Wiceprezydent Kruszyński złożył do prokuratury zawiadomienie o przestępstwie w sprawie Maatpolu

Były kierownik działu kontroli biletów Zarządu Transportu Miejskiego nie tylko stracił pracę, ale może mieć też kłopoty z prawem. Wiceprezydent Mirosław Kruszyński przygotował zawiadomienia do prokuratury o możliwości popełnieniu przestępstwa w tej sprawie. 

Poszło o to, że były już kierownik działu kontroli biletów ZTM założył firmę, która – jak zachęcały ulotki – oferowała ubezpieczenie od jazdy na gapę i złapaniu przez kontrolerów. Jak? Osoba przyłapana na jeździe bez biletu, a mająca ubezpieczenie, nie musiałaby płacić kary, bo zapłaciłaby za nią firma Maatpol.

Chętni podpisywaliby z firmą umowę na 6 lub 12 miesięcy i płaciliby w tym czasie miesięczną składkę ubezpieczeniową – jej stawka zaczynała się od 20 zł. Taka umowa i płacenie składek zobowiazywałoby firmę do zapłacenia mandatu.

Sęk w tym, że szefem firmy Maatpol był… kierownik działu kontroli biletów Zarządu Transportu Miejskiego. Sprawę ujawniła “Gazeta Wyborcza” i po jej publikacji kierownik został zwolniony z pracy. To jednak – jak się okazało – nie koniec kłopotów pechowego szefa Maatpolu.

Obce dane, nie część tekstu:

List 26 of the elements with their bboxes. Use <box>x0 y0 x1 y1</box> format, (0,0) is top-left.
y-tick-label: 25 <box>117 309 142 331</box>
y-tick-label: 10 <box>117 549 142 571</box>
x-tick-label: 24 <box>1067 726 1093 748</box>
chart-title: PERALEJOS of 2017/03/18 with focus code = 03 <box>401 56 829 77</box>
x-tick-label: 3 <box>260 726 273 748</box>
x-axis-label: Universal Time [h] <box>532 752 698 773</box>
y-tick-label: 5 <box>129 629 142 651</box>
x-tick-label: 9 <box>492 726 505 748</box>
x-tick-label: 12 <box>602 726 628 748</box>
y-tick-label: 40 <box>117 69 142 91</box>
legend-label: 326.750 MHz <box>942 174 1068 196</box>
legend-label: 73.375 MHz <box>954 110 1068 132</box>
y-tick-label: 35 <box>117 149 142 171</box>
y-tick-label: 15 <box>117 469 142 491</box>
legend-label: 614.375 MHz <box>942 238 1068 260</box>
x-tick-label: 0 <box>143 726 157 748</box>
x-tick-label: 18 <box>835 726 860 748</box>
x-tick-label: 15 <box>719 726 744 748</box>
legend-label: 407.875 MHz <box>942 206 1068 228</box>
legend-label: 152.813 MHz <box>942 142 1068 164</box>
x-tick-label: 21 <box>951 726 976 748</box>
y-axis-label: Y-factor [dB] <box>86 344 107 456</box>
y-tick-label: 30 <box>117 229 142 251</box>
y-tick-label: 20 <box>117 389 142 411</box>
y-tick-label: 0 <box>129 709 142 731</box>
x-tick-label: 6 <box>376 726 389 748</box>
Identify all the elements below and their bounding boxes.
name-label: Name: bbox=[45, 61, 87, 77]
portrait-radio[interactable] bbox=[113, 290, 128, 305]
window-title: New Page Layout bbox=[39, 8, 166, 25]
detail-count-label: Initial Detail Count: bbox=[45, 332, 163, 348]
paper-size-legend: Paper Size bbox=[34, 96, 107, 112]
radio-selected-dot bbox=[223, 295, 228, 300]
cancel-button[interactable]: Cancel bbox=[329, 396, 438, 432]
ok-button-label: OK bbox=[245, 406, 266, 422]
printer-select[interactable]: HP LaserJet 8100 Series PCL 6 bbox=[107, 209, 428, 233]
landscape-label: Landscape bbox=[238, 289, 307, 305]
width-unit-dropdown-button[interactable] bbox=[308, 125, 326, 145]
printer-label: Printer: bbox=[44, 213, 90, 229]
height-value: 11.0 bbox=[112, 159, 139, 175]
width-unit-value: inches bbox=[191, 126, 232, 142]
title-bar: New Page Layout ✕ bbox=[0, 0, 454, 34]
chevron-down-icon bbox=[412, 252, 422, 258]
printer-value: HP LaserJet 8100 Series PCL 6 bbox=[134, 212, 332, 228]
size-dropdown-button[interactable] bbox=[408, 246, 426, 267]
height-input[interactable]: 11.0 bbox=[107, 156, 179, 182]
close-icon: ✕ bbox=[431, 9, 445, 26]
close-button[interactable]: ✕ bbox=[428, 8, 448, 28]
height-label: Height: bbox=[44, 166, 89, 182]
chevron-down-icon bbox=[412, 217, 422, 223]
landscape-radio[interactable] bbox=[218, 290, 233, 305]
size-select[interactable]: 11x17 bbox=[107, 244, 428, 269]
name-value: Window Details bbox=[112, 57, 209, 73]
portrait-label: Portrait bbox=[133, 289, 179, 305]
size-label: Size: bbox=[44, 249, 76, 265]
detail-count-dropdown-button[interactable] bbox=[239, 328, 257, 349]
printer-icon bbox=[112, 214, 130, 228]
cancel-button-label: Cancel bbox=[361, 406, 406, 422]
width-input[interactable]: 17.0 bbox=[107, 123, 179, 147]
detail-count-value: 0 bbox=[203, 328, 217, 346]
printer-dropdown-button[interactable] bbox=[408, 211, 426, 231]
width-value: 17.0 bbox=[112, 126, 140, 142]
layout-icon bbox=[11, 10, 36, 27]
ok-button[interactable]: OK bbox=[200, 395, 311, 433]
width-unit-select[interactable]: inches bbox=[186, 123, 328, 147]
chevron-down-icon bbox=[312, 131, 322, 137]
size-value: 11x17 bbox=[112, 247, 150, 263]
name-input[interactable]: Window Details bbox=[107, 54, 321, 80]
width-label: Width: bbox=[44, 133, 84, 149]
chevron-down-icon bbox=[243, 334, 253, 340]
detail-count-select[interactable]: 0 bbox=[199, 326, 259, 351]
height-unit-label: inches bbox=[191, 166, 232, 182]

Mirosław Kruszyński, zastępca prezydenta Poznania, nie tylko natychmiast po otrzymaniu i potwierdzeniu informacji w sprawie, zdecydował o jego zwolnieniu pracownika ZTM, ale uznał jego zachowanie za niedopuszczalne i sprzeczne z pełnionymi obowiązkami. W związku z tym polecił przygotowanie zawiadomienia do prokuratury o możliwości popełnieniu przestępstwa w tej sprawie.